Above all I think we need to stop censoring ourselves from telling it like it is simply because we fear people won’t like to hear it. People probably won’t like starving to death either, which is what will happen if we keep silent.
This hopeful scenario is difficult to imagine happen because a lot has to happen quickly, we have to move quickly to decarbonise the economy, and we have to move almost as quickly to lower our population. If we can do both of these then we can probably scrape through—just. If we do neither, or do only the first, then I can’t see where hope for any of us lies.
I anticipate that in a future world the knowledge that the population is declining and the resources of the biosphere are building up again will make people more relaxed, less selfish and more rational. My reading of human history is that early human history was characterised by conflict over scarce resources, but when the economic developments in modernity made resources less scarce a rapidly rising population meant that resources were, in real terms, no less scarce.
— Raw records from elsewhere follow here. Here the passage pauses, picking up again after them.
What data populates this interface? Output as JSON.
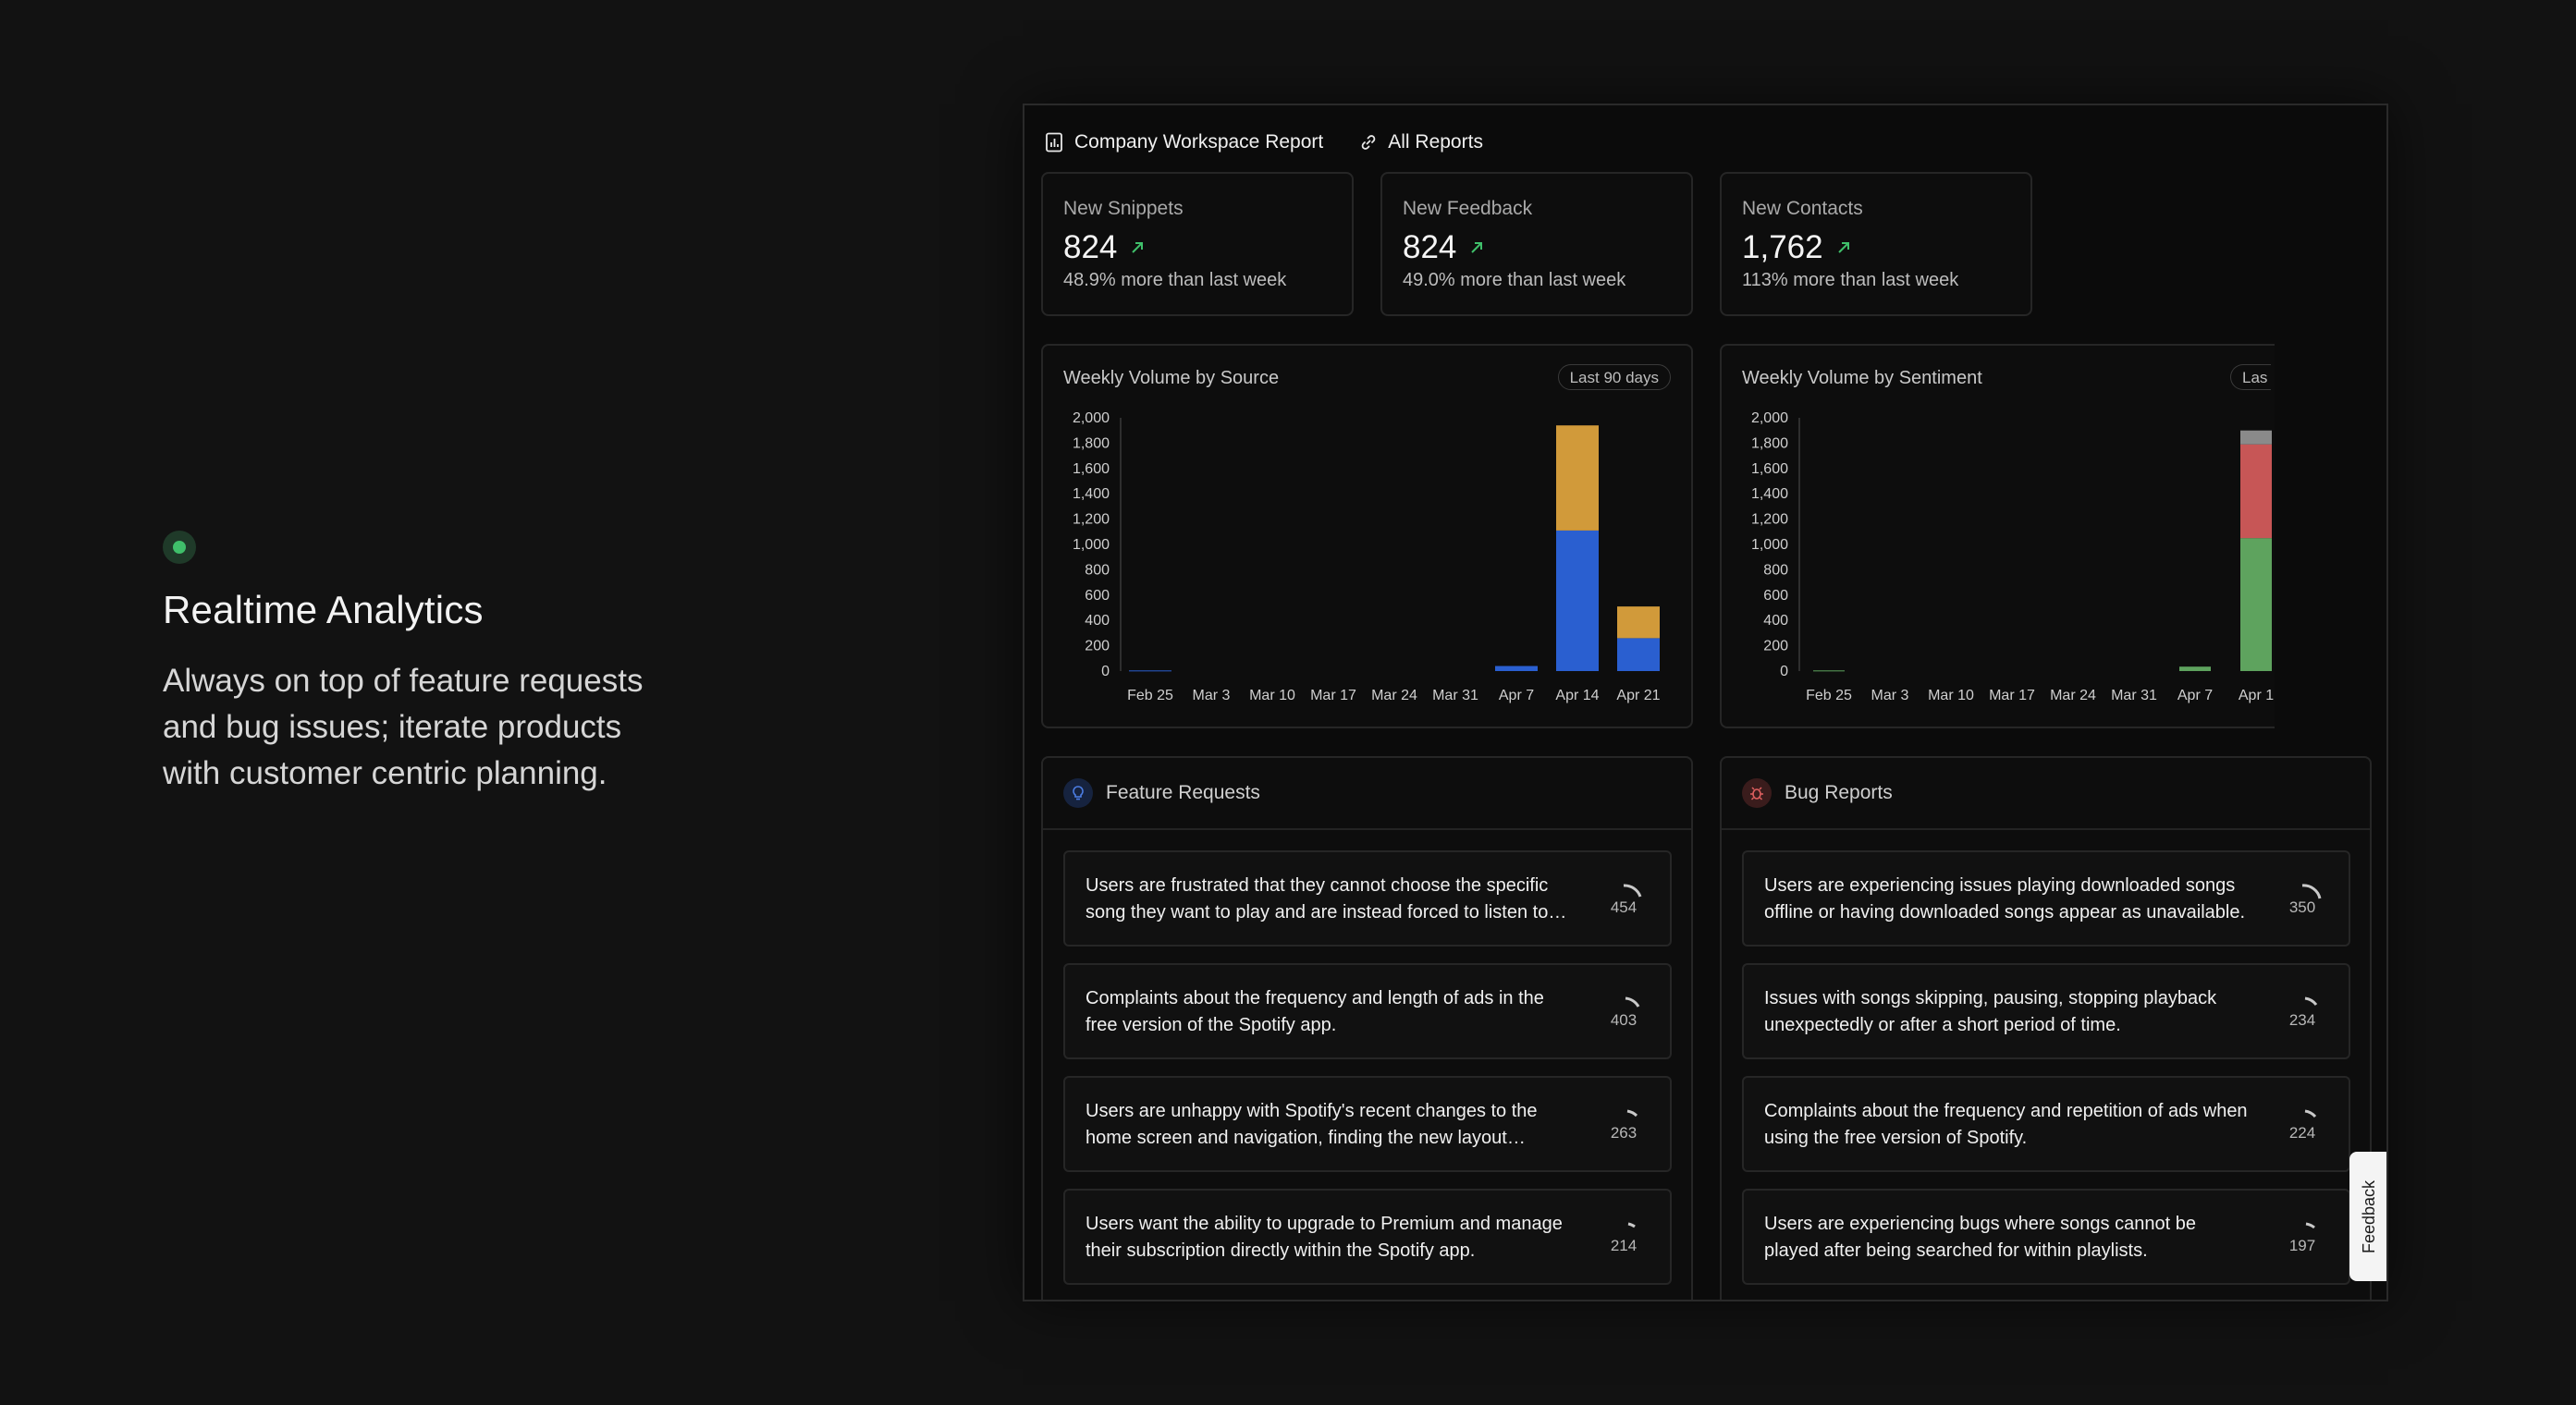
{
  "hero": {
    "title": "Realtime Analytics",
    "description": "Always on top of feature requests and bug issues; iterate products with customer centric planning."
  },
  "topbar": {
    "report_title": "Company Workspace Report",
    "all_reports": "All Reports"
  },
  "stats": [
    {
      "label": "New Snippets",
      "value": "824",
      "sub": "48.9% more than last week"
    },
    {
      "label": "New Feedback",
      "value": "824",
      "sub": "49.0% more than last week"
    },
    {
      "label": "New Contacts",
      "value": "1,762",
      "sub": "113% more than last week"
    }
  ],
  "colors": {
    "trend_up": "#3fbf6a",
    "source_a": "#2a5fd0",
    "source_b": "#d19a3a",
    "positive": "#5ea35e",
    "negative": "#c75656",
    "neutral": "#8a8a8a"
  },
  "chart_data": [
    {
      "type": "bar",
      "title": "Weekly Volume by Source",
      "badge": "Last 90 days",
      "stacked": true,
      "categories": [
        "Feb 25",
        "Mar 3",
        "Mar 10",
        "Mar 17",
        "Mar 24",
        "Mar 31",
        "Apr 7",
        "Apr 14",
        "Apr 21"
      ],
      "yticks": [
        "2,000",
        "1,800",
        "1,600",
        "1,400",
        "1,200",
        "1,000",
        "800",
        "600",
        "400",
        "200",
        "0"
      ],
      "ylim": [
        0,
        2000
      ],
      "grid": false,
      "series": [
        {
          "values": [
            5,
            0,
            0,
            0,
            0,
            0,
            40,
            1110,
            260
          ],
          "color": "#2a5fd0"
        },
        {
          "values": [
            0,
            0,
            0,
            0,
            0,
            0,
            0,
            830,
            250
          ],
          "color": "#d19a3a"
        }
      ]
    },
    {
      "type": "bar",
      "title": "Weekly Volume by Sentiment",
      "badge": "Las",
      "stacked": true,
      "categories": [
        "Feb 25",
        "Mar 3",
        "Mar 10",
        "Mar 17",
        "Mar 24",
        "Mar 31",
        "Apr 7",
        "Apr 1"
      ],
      "yticks": [
        "2,000",
        "1,800",
        "1,600",
        "1,400",
        "1,200",
        "1,000",
        "800",
        "600",
        "400",
        "200",
        "0"
      ],
      "ylim": [
        0,
        2000
      ],
      "grid": false,
      "series": [
        {
          "values": [
            5,
            0,
            0,
            0,
            0,
            0,
            35,
            1050
          ],
          "color": "#5ea35e"
        },
        {
          "values": [
            0,
            0,
            0,
            0,
            0,
            0,
            0,
            740
          ],
          "color": "#c75656"
        },
        {
          "values": [
            0,
            0,
            0,
            0,
            0,
            0,
            0,
            110
          ],
          "color": "#8a8a8a"
        }
      ]
    }
  ],
  "feature_requests": {
    "title": "Feature Requests",
    "items": [
      {
        "text": "Users are frustrated that they cannot choose the specific song they want to play and are instead forced to listen to shuffled songs.",
        "count": "454"
      },
      {
        "text": "Complaints about the frequency and length of ads in the free version of the Spotify app.",
        "count": "403"
      },
      {
        "text": "Users are unhappy with Spotify's recent changes to the home screen and navigation, finding the new layout confusing.",
        "count": "263"
      },
      {
        "text": "Users want the ability to upgrade to Premium and manage their subscription directly within the Spotify app.",
        "count": "214"
      }
    ]
  },
  "bug_reports": {
    "title": "Bug Reports",
    "items": [
      {
        "text": "Users are experiencing issues playing downloaded songs offline or having downloaded songs appear as unavailable.",
        "count": "350"
      },
      {
        "text": "Issues with songs skipping, pausing, stopping playback unexpectedly or after a short period of time.",
        "count": "234"
      },
      {
        "text": "Complaints about the frequency and repetition of ads when using the free version of Spotify.",
        "count": "224"
      },
      {
        "text": "Users are experiencing bugs where songs cannot be played after being searched for within playlists.",
        "count": "197"
      }
    ]
  },
  "feedback_tab": "Feedback"
}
I hope that the happy ending to this story is a future world of abundant resources where people no longer have to compete for them because there aren’t many people all told.
I know it’s the ultimate in bad taste to quote oneself, but in an earlier blog in this series I outlined a vision for a human future:
I would see the future of humanity as a continuation of human history up until around 1800, where the land areas of the planet were basically a sea of natural vegetation managed at low levels of intensity by humans, with islands of habitat more intensively managed dotted here and there (in contrast to the post C18 world of an intensively (mis)managed land surface of the world with a few island of natural vegetation dotted here and there).
And so long as the lives of the people in this world incorporate the most useful technologies that have been developed, then I don’t see how anyone could find this vision unattractive.